One barrier to overcome in order to ensure greater awareness is a more focused education of physicians, since they treat these patients. In one survey, more than one‐third of primary care physicians in the United States were not aware that family history was a risk factor for CKD, while almost a quarter did not perceive African American ethnicity as a CKD risk factor. In contrast, nearly all perceived diabetes (95%) and hypertension (97%) as risk factors for CKD. Even more problematic was the fact that while diabetes and hypertension were acknowledged as CKD risk factors, the achieved control rates (defined as reaching guideline goals) sadly remains well below 50% among those treated.
What Can be Done About this Problem?
There have been many consensus panels over the past decade to approach ways to achieve better BP control and educate physicians to the stages of CKD. 13 , 14 The approach to improve outcomes is to focus on public awareness and screening programs as well as programs to educate both patients and physicians. Data from the KEEP screening program in the United States have also noted that BP values are most likely to be at goal once a patient is aware that they have kidney disease. 15 Data from Bolivia highlight the observation that once kidney disease is diagnosed, more appropriate interventions to reduce CKD risk factors such as hypertension are instituted. 13
Programs to address these issues have started around the world, including KEEP‐type programs. As a major focus of World Kidney Day this year, the issue is hypertension in CKD (http://www.worldkidneyday.org).
Because of the aging world population and consequent increasing prevalence of hypertension and diabetes, CKD rates will continue to increase. This has and will continue to place an undue economic burden on societies given the costs for an ESRD program. In 2005, the United States spent $32 billion on such programs. These facts mandate that measures be implemented to ensure timely detection and prevention of CKD progression. The key to ensure successful prevention of CKD is screening for hypertension, improved testing, and diagnosis of predisposing comorbidities such as diabetes and aggressive treatment to guideline goals.

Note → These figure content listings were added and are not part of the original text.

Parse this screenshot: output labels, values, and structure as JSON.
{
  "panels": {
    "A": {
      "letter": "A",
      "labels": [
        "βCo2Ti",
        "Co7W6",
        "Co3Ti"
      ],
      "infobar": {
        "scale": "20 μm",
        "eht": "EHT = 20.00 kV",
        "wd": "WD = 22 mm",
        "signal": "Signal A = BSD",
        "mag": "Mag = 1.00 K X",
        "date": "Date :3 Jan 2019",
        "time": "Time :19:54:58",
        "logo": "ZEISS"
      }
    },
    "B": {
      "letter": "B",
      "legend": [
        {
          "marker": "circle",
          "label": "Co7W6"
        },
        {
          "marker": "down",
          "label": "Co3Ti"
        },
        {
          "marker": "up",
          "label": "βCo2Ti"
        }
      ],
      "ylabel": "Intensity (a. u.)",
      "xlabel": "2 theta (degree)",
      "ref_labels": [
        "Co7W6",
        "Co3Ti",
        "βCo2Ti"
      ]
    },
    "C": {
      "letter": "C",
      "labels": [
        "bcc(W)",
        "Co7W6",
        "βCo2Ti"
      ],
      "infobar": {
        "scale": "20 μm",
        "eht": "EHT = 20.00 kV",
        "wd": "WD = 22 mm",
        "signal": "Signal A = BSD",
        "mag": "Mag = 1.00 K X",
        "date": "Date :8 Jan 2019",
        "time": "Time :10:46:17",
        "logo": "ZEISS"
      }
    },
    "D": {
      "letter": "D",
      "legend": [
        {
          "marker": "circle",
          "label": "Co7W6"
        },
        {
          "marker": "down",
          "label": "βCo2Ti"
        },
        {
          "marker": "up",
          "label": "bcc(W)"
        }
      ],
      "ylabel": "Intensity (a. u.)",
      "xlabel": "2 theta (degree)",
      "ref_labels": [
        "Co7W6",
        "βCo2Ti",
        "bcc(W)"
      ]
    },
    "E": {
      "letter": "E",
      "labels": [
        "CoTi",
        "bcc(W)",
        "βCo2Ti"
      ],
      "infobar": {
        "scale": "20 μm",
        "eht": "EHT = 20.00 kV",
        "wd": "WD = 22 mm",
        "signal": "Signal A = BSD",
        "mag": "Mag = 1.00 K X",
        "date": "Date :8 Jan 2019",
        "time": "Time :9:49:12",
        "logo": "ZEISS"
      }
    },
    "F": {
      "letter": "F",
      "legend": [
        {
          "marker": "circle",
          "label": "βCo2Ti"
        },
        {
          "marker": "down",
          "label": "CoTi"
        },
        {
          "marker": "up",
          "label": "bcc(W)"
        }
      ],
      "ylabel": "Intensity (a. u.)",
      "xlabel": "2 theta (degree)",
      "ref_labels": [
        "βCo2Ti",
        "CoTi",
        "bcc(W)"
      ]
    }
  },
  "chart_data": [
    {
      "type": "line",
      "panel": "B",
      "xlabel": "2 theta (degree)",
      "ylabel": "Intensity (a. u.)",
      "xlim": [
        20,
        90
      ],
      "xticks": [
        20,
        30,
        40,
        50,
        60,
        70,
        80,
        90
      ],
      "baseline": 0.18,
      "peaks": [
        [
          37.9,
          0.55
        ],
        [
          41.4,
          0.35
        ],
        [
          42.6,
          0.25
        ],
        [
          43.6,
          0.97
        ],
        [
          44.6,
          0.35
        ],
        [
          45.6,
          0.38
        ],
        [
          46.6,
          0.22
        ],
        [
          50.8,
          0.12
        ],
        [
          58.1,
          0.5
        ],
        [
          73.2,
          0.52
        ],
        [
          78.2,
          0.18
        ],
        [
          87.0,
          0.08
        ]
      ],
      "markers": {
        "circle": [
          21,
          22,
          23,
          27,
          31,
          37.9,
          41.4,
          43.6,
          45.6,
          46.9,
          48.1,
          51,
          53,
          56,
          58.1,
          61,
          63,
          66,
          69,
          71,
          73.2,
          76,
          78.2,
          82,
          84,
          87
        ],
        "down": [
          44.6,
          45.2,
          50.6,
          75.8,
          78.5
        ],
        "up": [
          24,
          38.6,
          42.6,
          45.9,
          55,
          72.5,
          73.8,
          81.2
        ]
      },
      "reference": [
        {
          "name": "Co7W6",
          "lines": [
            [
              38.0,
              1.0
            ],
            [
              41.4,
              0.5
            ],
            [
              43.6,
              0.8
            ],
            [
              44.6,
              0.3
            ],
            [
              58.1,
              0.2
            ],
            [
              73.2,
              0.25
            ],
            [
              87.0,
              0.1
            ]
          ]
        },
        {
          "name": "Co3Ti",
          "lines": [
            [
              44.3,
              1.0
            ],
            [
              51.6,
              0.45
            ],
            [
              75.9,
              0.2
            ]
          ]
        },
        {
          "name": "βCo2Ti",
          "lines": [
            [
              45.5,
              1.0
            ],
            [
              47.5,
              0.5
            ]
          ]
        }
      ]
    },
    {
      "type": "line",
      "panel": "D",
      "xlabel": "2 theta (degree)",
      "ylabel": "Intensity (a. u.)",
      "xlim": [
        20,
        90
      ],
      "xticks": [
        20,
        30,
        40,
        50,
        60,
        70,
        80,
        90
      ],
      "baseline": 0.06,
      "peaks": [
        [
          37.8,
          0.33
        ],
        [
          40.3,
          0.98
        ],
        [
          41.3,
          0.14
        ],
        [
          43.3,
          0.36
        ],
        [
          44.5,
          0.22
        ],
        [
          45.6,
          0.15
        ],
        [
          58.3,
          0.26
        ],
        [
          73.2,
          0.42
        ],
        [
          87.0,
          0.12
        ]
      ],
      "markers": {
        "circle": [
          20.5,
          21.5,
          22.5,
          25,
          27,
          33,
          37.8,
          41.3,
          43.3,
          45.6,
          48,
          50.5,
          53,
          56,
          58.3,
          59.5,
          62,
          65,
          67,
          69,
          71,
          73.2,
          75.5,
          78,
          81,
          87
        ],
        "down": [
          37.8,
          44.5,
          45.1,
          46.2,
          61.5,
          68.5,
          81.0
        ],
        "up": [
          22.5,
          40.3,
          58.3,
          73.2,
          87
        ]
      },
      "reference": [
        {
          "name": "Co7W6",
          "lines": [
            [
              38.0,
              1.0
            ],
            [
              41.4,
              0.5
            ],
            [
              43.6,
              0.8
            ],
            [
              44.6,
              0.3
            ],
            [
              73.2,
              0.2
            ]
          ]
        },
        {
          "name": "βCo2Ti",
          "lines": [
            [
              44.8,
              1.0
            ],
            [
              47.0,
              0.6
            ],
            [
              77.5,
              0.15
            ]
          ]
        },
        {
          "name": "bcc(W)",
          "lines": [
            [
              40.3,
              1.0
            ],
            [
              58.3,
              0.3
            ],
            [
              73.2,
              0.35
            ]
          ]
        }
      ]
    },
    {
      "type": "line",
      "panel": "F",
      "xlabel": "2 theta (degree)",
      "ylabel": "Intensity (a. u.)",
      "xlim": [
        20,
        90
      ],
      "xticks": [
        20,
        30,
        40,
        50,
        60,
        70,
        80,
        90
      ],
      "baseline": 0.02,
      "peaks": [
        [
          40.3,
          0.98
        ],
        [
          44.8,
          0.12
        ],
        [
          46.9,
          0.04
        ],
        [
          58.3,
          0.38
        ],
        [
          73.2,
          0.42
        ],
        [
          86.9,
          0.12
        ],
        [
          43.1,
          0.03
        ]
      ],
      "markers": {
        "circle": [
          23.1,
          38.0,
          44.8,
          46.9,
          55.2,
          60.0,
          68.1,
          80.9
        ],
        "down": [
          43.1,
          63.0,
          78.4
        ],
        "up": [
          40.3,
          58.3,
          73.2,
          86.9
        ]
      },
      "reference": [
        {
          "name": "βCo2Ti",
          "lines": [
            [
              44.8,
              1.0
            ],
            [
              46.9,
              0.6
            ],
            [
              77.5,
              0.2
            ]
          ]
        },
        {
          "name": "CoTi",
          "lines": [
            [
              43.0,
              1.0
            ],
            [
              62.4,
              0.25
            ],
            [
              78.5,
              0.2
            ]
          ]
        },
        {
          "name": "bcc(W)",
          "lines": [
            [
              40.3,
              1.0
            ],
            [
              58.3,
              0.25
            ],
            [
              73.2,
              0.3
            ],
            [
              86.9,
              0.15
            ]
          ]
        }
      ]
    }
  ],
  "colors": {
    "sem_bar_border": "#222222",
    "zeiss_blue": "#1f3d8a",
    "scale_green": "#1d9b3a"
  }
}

The International Society of Nephrology (ISN) and the International Federation of Kidney Foundations (IFKF) have an ambitious long‐term worldwide goal: that every individual, particularly the patient with diabetes, knows his or her BP values. In addition, they should be aware that prompt treatment is necessary once BP values are no longer in the normal range. Finally, our societies strongly encourage public health authorities to support efforts to raise public awareness about CKD and promote moves to reduce the risk of developing hypertension. Such governmental public health initiatives are exemplified by countries like the United Kingdom, Finland, and Japan that have mandated that labels on food list sodium content. This has also been done in the United States. These initiatives have proven highly successful based on reduction in CV mortality and morbidity.